In getting business for Carlyle, Mr. Bush has been impressive. His meeting with the crown prince was followed by a yacht cruise and private dinners with Saudi businessmen. And Mr. Bush led Carlyle's successful entry into South Korea, the fastest-growing economy in Asia. After his meetings with the Prime Minister and other government and business leaders, Carlyle won a tough competition for control of KorAm, one of Korea's few healthy banks.
The steady flow of politicians to lucrative private-sector jobs based on their government contacts is a familiar Washington tale. But in this case, it is being played out for more dollars, on a global stage, and in the world of private finance, where the minimal government rules prohibiting lobbying by former officials for a given period are not a factor.
These rules say nothing about potential conflicts when former government officials use their connections and insights for financial gain, and they may attract more notice now that George W. Bush is President. Many of those involved with Carlyle, which invests largely in companies that do business with the government or are affected by government regulations, have ties to the Oval Office.
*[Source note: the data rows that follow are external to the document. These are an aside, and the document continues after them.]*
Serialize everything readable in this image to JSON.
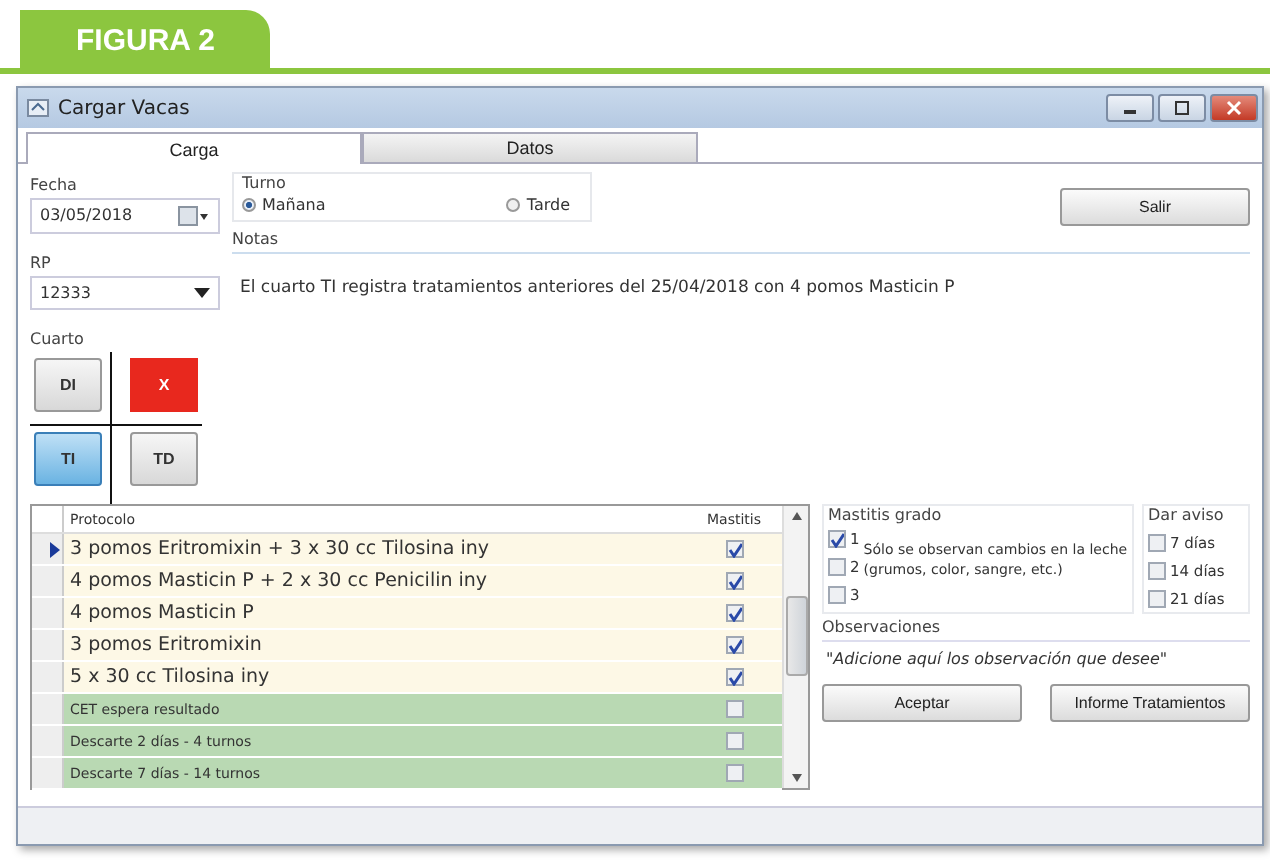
{
  "figure_label": "FIGURA 2",
  "window": {
    "title": "Cargar Vacas"
  },
  "tabs": [
    {
      "label": "Carga",
      "selected": true
    },
    {
      "label": "Datos",
      "selected": false
    }
  ],
  "fecha": {
    "label": "Fecha",
    "value": "03/05/2018"
  },
  "rp": {
    "label": "RP",
    "value": "12333"
  },
  "cuarto": {
    "label": "Cuarto",
    "buttons": [
      {
        "label": "DI",
        "selected": false,
        "marked": false
      },
      {
        "label": "X",
        "selected": false,
        "marked": true
      },
      {
        "label": "TI",
        "selected": true,
        "marked": false
      },
      {
        "label": "TD",
        "selected": false,
        "marked": false
      }
    ]
  },
  "turno": {
    "label": "Turno",
    "options": [
      {
        "label": "Mañana",
        "selected": true
      },
      {
        "label": "Tarde",
        "selected": false
      }
    ]
  },
  "salir_button": "Salir",
  "notas": {
    "label": "Notas",
    "value": "El cuarto TI registra tratamientos anteriores del 25/04/2018 con 4 pomos Masticin P"
  },
  "table": {
    "columns": [
      "Protocolo",
      "Mastitis"
    ],
    "rows": [
      {
        "protocolo": "3 pomos Eritromixin + 3 x 30 cc Tilosina iny",
        "mastitis": true,
        "current": true,
        "color": "#fdf8e6"
      },
      {
        "protocolo": "4 pomos Masticin P + 2 x 30 cc Penicilin iny",
        "mastitis": true,
        "current": false,
        "color": "#fdf8e6"
      },
      {
        "protocolo": "4 pomos Masticin P",
        "mastitis": true,
        "current": false,
        "color": "#fdf8e6"
      },
      {
        "protocolo": "3 pomos Eritromixin",
        "mastitis": true,
        "current": false,
        "color": "#fdf8e6"
      },
      {
        "protocolo": "5 x 30 cc Tilosina iny",
        "mastitis": true,
        "current": false,
        "color": "#fdf8e6"
      },
      {
        "protocolo": "CET espera resultado",
        "mastitis": false,
        "current": false,
        "color": "#b9d9b3"
      },
      {
        "protocolo": "Descarte 2 días - 4 turnos",
        "mastitis": false,
        "current": false,
        "color": "#b9d9b3"
      },
      {
        "protocolo": "Descarte 7 días - 14 turnos",
        "mastitis": false,
        "current": false,
        "color": "#b9d9b3"
      }
    ]
  },
  "mastitis_grado": {
    "label": "Mastitis grado",
    "options": [
      {
        "label": "1",
        "checked": true
      },
      {
        "label": "2",
        "checked": false
      },
      {
        "label": "3",
        "checked": false
      }
    ],
    "description": "Sólo se observan cambios en la leche (grumos, color, sangre, etc.)"
  },
  "dar_aviso": {
    "label": "Dar aviso",
    "options": [
      {
        "label": "7 días",
        "checked": false
      },
      {
        "label": "14 días",
        "checked": false
      },
      {
        "label": "21 días",
        "checked": false
      }
    ]
  },
  "observaciones": {
    "label": "Observaciones",
    "value": "\"Adicione aquí los observación que desee\""
  },
  "buttons": [
    "Aceptar",
    "Informe Tratamientos"
  ]
}
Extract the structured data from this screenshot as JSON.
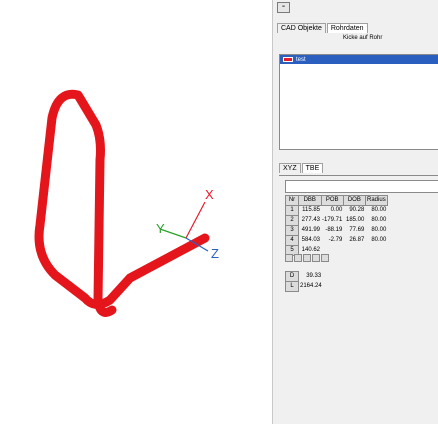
{
  "viewport": {
    "axes": {
      "x_label": "X",
      "y_label": "Y",
      "z_label": "Z"
    },
    "colors": {
      "pipe": "#e4161c",
      "axis_x": "#e8192c",
      "axis_y": "#2aa02a",
      "axis_z": "#2a5fbf"
    }
  },
  "panel": {
    "minimize_label": "-",
    "tabs_top": [
      "CAD Objekte",
      "Rohrdaten"
    ],
    "kicke_label": "Kicke auf Rohr",
    "list": {
      "items": [
        {
          "label": "test",
          "color": "#e8192c"
        }
      ]
    },
    "tabs_mid": [
      "XYZ",
      "TBE"
    ],
    "table": {
      "columns": [
        "Nr",
        "DBB",
        "POB",
        "DOB",
        "Radius"
      ],
      "rows": [
        [
          "1",
          "115.85",
          "0.00",
          "90.28",
          "80.00"
        ],
        [
          "2",
          "277.43",
          "-179.71",
          "185.00",
          "80.00"
        ],
        [
          "3",
          "491.99",
          "-88.19",
          "77.69",
          "80.00"
        ],
        [
          "4",
          "584.03",
          "-2.79",
          "26.87",
          "80.00"
        ],
        [
          "5",
          "140.62",
          "",
          "",
          ""
        ]
      ]
    },
    "summary": [
      {
        "key": "D",
        "value": "39.33"
      },
      {
        "key": "L",
        "value": "2164.24"
      }
    ]
  }
}
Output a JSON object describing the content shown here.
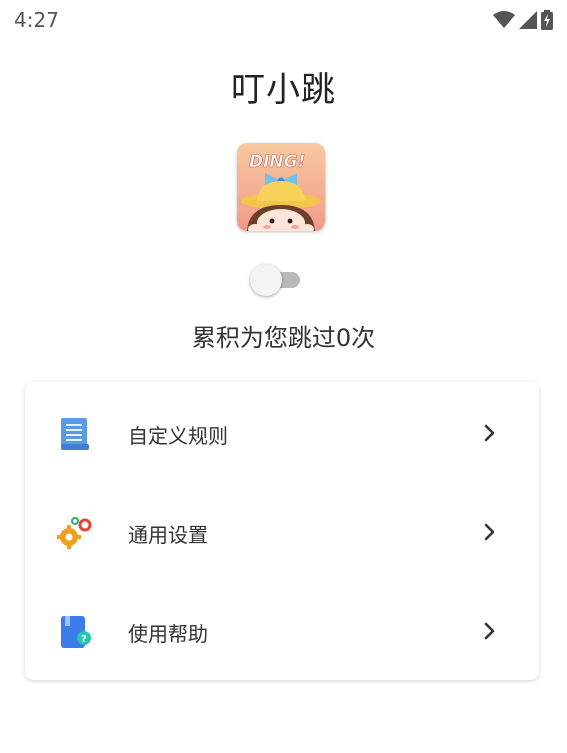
{
  "status_bar": {
    "time": "4:27",
    "icons": [
      "wifi-icon",
      "signal-icon",
      "battery-charging-icon"
    ]
  },
  "app": {
    "title": "叮小跳",
    "logo_text": "DING!"
  },
  "service_toggle": {
    "on": false
  },
  "skip_count_text": "累积为您跳过0次",
  "menu": {
    "items": [
      {
        "label": "自定义规则",
        "icon": "document-list-icon"
      },
      {
        "label": "通用设置",
        "icon": "gears-icon"
      },
      {
        "label": "使用帮助",
        "icon": "help-book-icon"
      }
    ]
  },
  "colors": {
    "doc_icon": "#4a8fe0",
    "gear_orange": "#f0a020",
    "gear_red": "#e0443a",
    "gear_green": "#3bb07a",
    "help_blue": "#3a7de8",
    "help_teal": "#27c4b0"
  }
}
For instance, Frank C. Carlucci, a Reagan Secretary of Defense who as much as anyone is responsible for Carlyle's success, said he met in February with his old college classmate Donald H. Rumsfeld, currently Secretary of Defense, and Vice President Dick Cheney, himself a defense secretary under former President Bush, to talk about military matters - at a time when Carlyle has several billion-dollar defense projects under consideration.... "Carlyle is as deeply wired into the current administration as they can possibly be," said Charles Lewis, Executive Director of the Center for Public Integrity, a nonprofit public interest group based in Washington.
"George Bush is getting money from private interests that have business before the government, while his son is President. And, in a really peculiar way, George W. Bush could, some day, benefit financially from his own administration's decisions, through his father's investments. The average American doesn't know that and, to me, that's a jaw-dropper."
It is difficult to determine exactly how much money the senior Mr. Bush and Mr. Baker have made. Mr. Baker is a Carlyle partner, and Mr. Bush has the title Senior Adviser to its Asian activities. With a current market value of about $3.5 billion on Carlyle's equity and with the firm owned by 18 partners and one outside investor, Mr. Baker's Carlyle stake would be worth about $180 million if each partner held an equal stake. It is not known whether he has more or less than the other partners.
Unlike Mr. Baker, Mr. Bush has no ownership stake in Carlyle; he is an adviser and an investor and is compensated by obtaining stakes in Carlyle investments. Carlyle executives cited, for example, Mr. Bush's being allowed to put money he earns giving speeches for Carlyle into its investment funds. Mr. Bush generally receives $80,000 to $100,000 for a speech. He sits on no corporate boards other than Carlyle's. Carlyle also gave the Bush family a hand in 1990 by putting George W. Bush, who was then struggling to find a career, on the board of a Carlyle subsidiary, Caterair, an airline-catering company.